Curiosità: ma cosa vuol dire "palliativo"?

15 novembre 2023

La Fondazione Faro è ormai da quarant’anni un punto di riferimento nella provincia di Torino per quanto riguarda le cure palliative.
Ci prendiamo cura delle persone con attenzione e competenza, cercando di fare attenzione alle loro necessità e rendere più indolore possibile il tempo che passano con noi.

 

Prendiamo questa missione molto sul serio, e questo ha anche a che fare con l’etimologia del termine “palliativo”, e la leggenda che l’accompagna.
Infatti, gli elementi di empatia, attenzione al prossimo e desiderio di far sentire meglio le persone sono tutte derivate proprio da questa parola.

 

Poche sillabe, che però contengono un universo di sensazioni e hanno un potere immenso nel far sentire meglio qualcuno. Per questo, oggi vi raccontiamo proprio le sue origini.

 

Palliativo: l’etimologia della parola e la leggenda di San Martino

La parola palliativo, così come la intendiamo oggi e che tanta importanza ha nella nostra vita quotidiana come Fondazione Faro, ha un’origine mitologica e affascinante.
E il fatto che la Giornata delle Cure Palliative sia celebrata l’11 novembre, il giorno di San Martino, non è per niente un caso.

 

Infatti, tutto inizia proprio con la leggenda di San Martino.
Se seguiamo la tradizione cristiana, sappiamo che Martino nacque nel 317 in Sibaria, regione che corrisponde all’attuale Ungheria.
Da ragazzo si trasferisce a Pavia con i genitori, e in quella città diventa un soldato dell’esercito romano.
La sua vita nell’esercito dura per molto tempo, fin quando, a 40 anni, decide di farsi monaco.

 

Martino è un Santo ricordato come molto generoso, attento e particolarmente protettivo verso gli ultimi, i più deboli, chi soffriva.

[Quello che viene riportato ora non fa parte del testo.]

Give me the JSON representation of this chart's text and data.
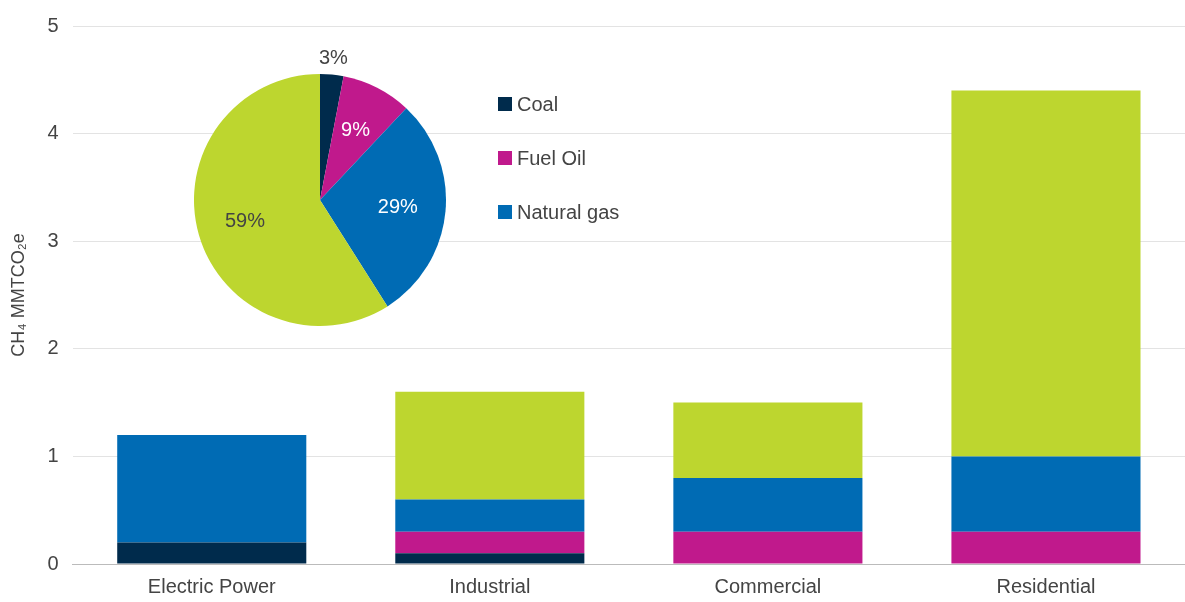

La leggenda, anche detta “miracolo del mantello” narra che, quando ancora era un semplice soldato nelle fila dell’esercito romano, Martino incontrò un uomo povero che mendicava in una fredda serata autunnale. L’uomo era protetto solo da pochi stracci, il clima inclemente, la pioggia sferzava l’aria.

 

Mosso a pietà, si tolse il mantello - parte integrante della sua divisa di soldato - e lo tagliò a metà con la spada, dandone una parte all’uomo.

 

A quel gesto di grande altruismo e gentilezza, il cielo si aprì, svelando un lieve tepore dal sapore di un’estate tardiva: quella che venne poi chiamata l’estate di San Martino, anche messa in poesia da Carducci, che indica quel periodo intorno all’11 novembre in cui possiamo godere di qualche mite giornata fuori stagione.

Il mantello diviso a metà è simbolo di cura, di attenzione per il prossimo in ogni momento. E non possiamo dimenticare quello che è molto più di un dettaglio: il tipo di mantello che indossava, in dotazione all’esercito, si chiamava pallium.

 

E proprio la generosità di Martino, e il suo desiderio di aiutare una persona con empatia, anche quando la soluzione sembra solo rimandare un esito già scritto, lo ha reso il Santo patrono delle cure palliative, il cui nome nasce proprio dal mantello del santo.

La medicina palliativa si pone l’obiettivo di migliorare la vita delle persone, anche in casi di non guaribilità. Ed è per questo che l’esempio di San Martino è sempre con noi.